The Kremlin's strategy for nearly 300 years has always been that the West must weaken, be destroyed and collapse, said Stephen Kotkin, a historian and Moscow correspondent who covered the Gorbachev-Yeltsin era for the Washington Post.
“This is the Russian grand strategy. Russia is in a bad place. It’s terrible there. But if the West collapses – if the West defeats itself, if it weakens its own institutions and forces – then Russia will be fine. That’s what you’re worried about, that’s what you’re talking about: that [US President Donald] Trump is doing the work for [Kremlin dictator Vladimir] Putin,” he said in an interview with The New Yorker.
He believes that this may be true, but Kotkin personally would not trade American power for Russian power in any way. And he would not trade the American political system for the political system of the occupiers, because voters in the US punished the Democrats in the last election - and severely.
The historian claims that they (American voters) will punish anyone else who proves incompetent, who fails to deliver on their promises, who destroys Western institutions, the economy, causes inflation in the country, and crashes the stock market.
“Americans hate war, but they hate losing it even more. So Trump is playing with fire,” Kotkin emphasizes. In addition, he sees that the Russian population hopes for an end to the war. According to the expert, Russia has lost 700 people (killed and wounded) without achieving anything in the two-plus years since the occupiers were forced to flee from Kharkiv.
At the same time, he admits that Ukraine does not need Abrams tanks or F-16s, but 500 young fighters. However, Russia also has problems with the number of soldiers.
“They need to either force Ukraine to surrender, which it is resolutely not doing, or force others to force Ukraine to surrender, and I don’t think anyone is capable of that. So Russia is in standby mode. Putin is ready to go to the end, but Russian society may not,” Kotkin said.

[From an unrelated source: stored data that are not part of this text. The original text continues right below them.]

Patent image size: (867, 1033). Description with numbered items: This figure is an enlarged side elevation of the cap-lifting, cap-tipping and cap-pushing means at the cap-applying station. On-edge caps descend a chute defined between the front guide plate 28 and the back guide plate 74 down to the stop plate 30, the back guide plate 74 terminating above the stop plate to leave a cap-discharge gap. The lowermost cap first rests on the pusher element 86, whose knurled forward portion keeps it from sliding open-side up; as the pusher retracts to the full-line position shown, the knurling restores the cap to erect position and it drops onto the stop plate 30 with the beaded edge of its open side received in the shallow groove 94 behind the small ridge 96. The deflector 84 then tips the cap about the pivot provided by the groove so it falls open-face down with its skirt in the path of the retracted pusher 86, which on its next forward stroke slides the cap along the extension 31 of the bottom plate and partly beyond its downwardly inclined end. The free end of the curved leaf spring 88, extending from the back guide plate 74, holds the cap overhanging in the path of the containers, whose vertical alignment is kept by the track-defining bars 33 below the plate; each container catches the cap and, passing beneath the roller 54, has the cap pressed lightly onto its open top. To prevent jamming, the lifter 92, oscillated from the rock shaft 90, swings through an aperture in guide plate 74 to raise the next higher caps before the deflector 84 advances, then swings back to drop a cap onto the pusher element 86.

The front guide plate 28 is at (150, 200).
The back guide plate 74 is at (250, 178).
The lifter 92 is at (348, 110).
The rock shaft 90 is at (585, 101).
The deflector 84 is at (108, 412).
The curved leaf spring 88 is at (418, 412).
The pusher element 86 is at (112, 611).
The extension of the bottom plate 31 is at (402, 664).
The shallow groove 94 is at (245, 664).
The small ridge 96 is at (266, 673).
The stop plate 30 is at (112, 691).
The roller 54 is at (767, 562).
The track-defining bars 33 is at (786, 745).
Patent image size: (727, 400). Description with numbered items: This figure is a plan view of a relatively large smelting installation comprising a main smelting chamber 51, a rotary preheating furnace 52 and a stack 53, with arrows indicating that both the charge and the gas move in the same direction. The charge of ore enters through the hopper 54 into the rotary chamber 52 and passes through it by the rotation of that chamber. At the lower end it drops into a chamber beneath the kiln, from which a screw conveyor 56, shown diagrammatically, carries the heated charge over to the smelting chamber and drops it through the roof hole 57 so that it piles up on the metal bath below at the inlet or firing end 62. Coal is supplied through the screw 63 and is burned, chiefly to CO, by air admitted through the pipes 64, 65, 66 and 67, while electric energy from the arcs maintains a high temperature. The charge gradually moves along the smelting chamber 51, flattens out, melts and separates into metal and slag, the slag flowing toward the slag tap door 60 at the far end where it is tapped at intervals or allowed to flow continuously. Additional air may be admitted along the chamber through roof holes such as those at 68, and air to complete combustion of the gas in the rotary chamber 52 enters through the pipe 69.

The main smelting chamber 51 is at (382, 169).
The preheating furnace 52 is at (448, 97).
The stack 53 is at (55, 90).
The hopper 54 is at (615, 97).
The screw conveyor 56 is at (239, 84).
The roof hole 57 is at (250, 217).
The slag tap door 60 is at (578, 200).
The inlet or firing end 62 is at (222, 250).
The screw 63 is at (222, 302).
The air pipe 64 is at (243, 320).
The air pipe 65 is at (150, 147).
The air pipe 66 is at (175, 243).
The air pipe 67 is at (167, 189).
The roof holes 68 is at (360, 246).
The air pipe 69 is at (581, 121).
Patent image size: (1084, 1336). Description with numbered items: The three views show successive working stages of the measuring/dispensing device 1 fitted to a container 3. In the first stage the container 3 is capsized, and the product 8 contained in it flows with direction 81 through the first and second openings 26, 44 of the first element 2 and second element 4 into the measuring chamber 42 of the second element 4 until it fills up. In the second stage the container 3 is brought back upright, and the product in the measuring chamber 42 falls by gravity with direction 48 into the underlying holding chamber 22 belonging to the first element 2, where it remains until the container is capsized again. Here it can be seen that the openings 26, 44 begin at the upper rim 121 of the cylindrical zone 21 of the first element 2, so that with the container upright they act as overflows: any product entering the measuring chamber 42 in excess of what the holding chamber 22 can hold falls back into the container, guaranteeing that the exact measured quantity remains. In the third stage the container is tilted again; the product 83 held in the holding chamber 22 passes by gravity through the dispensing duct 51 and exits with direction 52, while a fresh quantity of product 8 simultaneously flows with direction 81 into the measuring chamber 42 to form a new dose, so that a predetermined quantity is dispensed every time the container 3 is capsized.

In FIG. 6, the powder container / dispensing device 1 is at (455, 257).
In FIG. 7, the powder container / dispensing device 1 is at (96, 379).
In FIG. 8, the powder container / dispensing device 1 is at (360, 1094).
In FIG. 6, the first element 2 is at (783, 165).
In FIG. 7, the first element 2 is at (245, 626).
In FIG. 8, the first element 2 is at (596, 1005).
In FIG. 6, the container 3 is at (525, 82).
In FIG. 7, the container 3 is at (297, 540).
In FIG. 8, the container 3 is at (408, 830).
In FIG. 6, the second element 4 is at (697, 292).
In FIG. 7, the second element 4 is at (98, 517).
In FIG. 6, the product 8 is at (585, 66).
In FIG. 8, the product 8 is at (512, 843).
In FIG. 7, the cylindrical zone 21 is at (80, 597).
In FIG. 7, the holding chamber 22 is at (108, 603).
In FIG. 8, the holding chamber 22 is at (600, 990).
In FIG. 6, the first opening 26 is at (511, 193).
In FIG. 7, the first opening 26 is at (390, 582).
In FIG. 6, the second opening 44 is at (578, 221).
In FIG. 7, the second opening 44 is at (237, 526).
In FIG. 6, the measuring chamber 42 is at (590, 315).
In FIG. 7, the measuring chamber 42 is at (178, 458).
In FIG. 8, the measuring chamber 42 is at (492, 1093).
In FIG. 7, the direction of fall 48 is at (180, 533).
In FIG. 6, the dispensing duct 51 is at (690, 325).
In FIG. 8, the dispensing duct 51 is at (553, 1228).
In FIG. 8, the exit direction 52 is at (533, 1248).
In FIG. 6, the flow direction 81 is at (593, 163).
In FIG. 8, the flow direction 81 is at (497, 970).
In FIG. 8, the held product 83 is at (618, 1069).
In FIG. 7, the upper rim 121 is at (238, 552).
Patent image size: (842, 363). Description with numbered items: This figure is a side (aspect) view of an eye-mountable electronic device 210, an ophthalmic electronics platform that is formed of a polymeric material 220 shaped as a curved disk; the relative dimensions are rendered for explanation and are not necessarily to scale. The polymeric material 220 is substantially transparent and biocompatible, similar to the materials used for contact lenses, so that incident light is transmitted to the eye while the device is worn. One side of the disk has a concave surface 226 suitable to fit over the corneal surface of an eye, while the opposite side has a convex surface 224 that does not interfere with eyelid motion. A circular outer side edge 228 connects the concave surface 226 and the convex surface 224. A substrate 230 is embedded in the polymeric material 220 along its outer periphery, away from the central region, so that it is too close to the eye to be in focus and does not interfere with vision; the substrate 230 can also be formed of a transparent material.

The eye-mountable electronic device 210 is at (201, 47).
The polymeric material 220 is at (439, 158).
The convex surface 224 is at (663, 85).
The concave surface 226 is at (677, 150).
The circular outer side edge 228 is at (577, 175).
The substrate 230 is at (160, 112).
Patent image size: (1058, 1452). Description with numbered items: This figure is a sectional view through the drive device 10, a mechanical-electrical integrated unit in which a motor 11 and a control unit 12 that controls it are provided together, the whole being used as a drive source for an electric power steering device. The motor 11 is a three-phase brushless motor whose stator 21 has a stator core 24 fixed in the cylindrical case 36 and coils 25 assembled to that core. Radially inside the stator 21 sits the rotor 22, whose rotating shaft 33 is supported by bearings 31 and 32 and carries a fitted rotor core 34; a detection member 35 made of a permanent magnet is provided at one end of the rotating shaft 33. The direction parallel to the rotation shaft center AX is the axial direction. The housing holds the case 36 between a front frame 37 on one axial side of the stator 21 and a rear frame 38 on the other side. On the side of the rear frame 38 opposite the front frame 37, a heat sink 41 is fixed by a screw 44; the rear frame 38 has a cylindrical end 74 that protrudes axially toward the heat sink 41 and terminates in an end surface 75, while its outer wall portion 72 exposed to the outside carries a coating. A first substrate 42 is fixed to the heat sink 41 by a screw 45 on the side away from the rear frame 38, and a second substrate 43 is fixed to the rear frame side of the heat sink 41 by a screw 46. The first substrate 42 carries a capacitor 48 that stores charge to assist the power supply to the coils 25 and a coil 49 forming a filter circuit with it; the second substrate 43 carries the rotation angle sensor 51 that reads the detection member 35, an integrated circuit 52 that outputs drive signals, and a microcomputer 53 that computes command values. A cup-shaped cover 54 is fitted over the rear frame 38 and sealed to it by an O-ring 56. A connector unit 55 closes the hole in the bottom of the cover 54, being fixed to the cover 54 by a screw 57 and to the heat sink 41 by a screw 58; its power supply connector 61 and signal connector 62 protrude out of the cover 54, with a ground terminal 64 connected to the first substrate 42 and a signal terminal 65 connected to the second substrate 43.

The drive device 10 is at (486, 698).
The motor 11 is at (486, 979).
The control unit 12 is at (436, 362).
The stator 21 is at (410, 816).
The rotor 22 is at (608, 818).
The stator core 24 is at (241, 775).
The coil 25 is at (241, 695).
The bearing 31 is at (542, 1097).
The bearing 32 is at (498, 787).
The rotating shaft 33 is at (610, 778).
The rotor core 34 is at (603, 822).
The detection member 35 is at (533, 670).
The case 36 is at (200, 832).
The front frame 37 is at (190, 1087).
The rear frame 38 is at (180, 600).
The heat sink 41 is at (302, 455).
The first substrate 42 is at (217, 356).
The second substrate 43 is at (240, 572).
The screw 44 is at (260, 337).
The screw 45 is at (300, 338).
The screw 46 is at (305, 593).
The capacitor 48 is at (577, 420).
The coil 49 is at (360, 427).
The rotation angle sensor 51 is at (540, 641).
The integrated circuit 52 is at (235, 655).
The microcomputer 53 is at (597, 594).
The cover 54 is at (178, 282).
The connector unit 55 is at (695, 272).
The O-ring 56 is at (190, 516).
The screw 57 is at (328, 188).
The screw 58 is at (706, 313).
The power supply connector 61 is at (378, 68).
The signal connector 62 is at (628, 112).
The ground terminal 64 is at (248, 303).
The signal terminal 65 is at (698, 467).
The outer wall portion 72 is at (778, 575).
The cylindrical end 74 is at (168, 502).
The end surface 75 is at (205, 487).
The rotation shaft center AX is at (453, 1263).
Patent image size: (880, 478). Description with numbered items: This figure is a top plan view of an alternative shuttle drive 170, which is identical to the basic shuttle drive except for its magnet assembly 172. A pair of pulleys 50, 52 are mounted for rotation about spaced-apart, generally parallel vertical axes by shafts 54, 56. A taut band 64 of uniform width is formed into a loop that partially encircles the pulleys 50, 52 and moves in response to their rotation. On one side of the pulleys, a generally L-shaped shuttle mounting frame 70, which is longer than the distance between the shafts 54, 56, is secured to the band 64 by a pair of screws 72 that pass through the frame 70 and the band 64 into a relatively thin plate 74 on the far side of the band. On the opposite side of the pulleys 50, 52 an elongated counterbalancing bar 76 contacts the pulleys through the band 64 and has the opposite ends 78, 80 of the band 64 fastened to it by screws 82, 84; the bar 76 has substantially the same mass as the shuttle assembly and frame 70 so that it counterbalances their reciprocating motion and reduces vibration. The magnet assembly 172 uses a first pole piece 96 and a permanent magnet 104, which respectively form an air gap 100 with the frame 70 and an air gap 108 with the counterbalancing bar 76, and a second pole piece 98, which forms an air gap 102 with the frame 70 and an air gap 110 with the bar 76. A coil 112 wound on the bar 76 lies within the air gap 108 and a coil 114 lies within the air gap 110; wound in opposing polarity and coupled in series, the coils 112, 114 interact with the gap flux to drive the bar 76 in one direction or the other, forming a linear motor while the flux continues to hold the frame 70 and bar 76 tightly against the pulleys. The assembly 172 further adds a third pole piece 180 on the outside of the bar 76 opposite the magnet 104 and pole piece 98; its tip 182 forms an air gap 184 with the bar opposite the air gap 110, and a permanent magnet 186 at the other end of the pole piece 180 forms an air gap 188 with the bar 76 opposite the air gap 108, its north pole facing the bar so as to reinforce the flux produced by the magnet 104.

The journalist believes that from the very beginning, the main problem was the assumption that Ukraine would be able to win exclusively on the battlefield, instead of exerting political pressure to achieve a favorable truce for itself - one in which it would retain its sovereignty, protected in the battle for Kyiv, and would be able to invest in reconstruction, choosing a path similar to South Korea's after the armistice in the Korean War.